Dans un premier temps, les choses s'annoncent très mal : trois jours avant le début du festival, les promoteurs n'ont vendu que 2 000 tickets pour un stade qui compte 20 000 places. Alors qu'ils sont sur le point de déclarer l'affaire en faillite, Kim Fowley, engagé pour présenter les artistes[3] leur suggère d'appeler John Lennon, persuadé que seul un Beatle pourrait les sauver du désastre. Brower téléphone donc à Lennon et lui demande si, avec sa femme Yoko Ono, ils seraient disposés à être les maîtres de cérémonie. Lennon, qui vient de terminer l'enregistrement du dernier album des Beatles, Abbey Road, accepte, à la seule condition de pouvoir se produire sur scène avec un groupe[4].

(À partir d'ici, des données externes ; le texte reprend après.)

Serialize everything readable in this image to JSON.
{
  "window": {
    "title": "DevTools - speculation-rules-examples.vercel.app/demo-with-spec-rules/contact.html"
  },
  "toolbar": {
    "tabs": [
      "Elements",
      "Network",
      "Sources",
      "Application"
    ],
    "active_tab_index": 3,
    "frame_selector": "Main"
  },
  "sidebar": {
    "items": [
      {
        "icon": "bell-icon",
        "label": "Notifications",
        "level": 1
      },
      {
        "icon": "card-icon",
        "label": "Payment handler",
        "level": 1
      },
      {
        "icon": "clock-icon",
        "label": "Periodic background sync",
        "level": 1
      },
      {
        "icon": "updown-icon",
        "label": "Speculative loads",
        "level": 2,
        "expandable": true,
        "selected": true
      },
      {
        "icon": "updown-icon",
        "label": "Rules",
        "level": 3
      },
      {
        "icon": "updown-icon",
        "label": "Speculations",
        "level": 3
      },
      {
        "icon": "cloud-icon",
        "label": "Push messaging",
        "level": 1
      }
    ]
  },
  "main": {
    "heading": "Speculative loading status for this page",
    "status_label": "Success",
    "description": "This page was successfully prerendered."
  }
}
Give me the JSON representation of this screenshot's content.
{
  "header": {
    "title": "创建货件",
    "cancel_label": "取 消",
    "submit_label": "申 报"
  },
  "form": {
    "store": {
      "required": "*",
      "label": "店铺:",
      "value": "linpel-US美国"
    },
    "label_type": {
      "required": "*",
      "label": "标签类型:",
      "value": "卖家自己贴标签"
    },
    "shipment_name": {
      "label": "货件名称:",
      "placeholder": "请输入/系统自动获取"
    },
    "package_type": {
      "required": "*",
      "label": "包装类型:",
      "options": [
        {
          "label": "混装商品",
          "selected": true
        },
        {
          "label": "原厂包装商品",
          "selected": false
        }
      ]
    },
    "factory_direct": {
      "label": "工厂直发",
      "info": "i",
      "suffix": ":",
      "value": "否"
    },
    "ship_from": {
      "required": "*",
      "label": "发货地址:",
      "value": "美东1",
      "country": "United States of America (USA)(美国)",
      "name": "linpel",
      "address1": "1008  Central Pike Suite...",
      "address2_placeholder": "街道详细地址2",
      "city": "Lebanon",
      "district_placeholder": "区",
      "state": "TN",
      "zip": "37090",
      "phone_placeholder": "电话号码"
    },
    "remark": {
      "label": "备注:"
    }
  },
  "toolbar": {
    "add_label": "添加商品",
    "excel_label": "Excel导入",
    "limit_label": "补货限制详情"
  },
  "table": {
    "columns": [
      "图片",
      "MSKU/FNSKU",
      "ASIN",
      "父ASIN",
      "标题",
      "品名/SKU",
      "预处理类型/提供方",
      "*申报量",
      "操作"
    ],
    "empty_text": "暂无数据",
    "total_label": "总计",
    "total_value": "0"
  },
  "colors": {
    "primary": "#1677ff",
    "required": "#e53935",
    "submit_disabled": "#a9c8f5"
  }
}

« Ils nous invitaient comme si on était le roi et la reine censés présider et non pas jouer. Mais je n'ai pas voulu de ça. J'ai dit : "Donnez-moi seulement le temps de réunir un groupe", et le lendemain matin, on était partis[5]. »

 John Lennon

Médusé, Brower accepte l'offre et leur envoie rapidement des billets d'avion en première classe. « Tout le monde écoutait la conversation dans le bureau et ils ont tous écarquillé les yeux, genre : "Non, il n'est pas sérieux." Alors j'ai dit : "Oui, je crois que je peux trouver une place à l'affiche pour toi, on va arranger ça."[6] » Par l'intermédiaire de George Harrison, Lennon contacte Eric Clapton qui vient d'effectuer une tournée avec le groupe Blind Faith, le bassiste Klaus Voormann, vieux compagnon de l'époque de Hambourg et designer de la pochette de Revolver, et le futur batteur de Yes, Alan White.

Les médias, y compris les stations de radio, refusent de croire Brower et les ventes de billets ne bougent pas, jusqu'à ce qu'un promoteur de Detroit, Russ Gibb, diffuse l'enregistrement de la conversation téléphonique entre Brower et l’assistant personnel de Yoko, Anthony Fawcett. L'annonce provoque un véritable engouement de dernière minute et remplit le Varsity Stadium au cours de l'après-midi de l'événement, qui atteint une audience de 20 000 spectateurs.

À leur arrivée, John et Yoko sont escortés en limousine depuis l'aéroport de Toronto par 80 motards chargés de la sécurité.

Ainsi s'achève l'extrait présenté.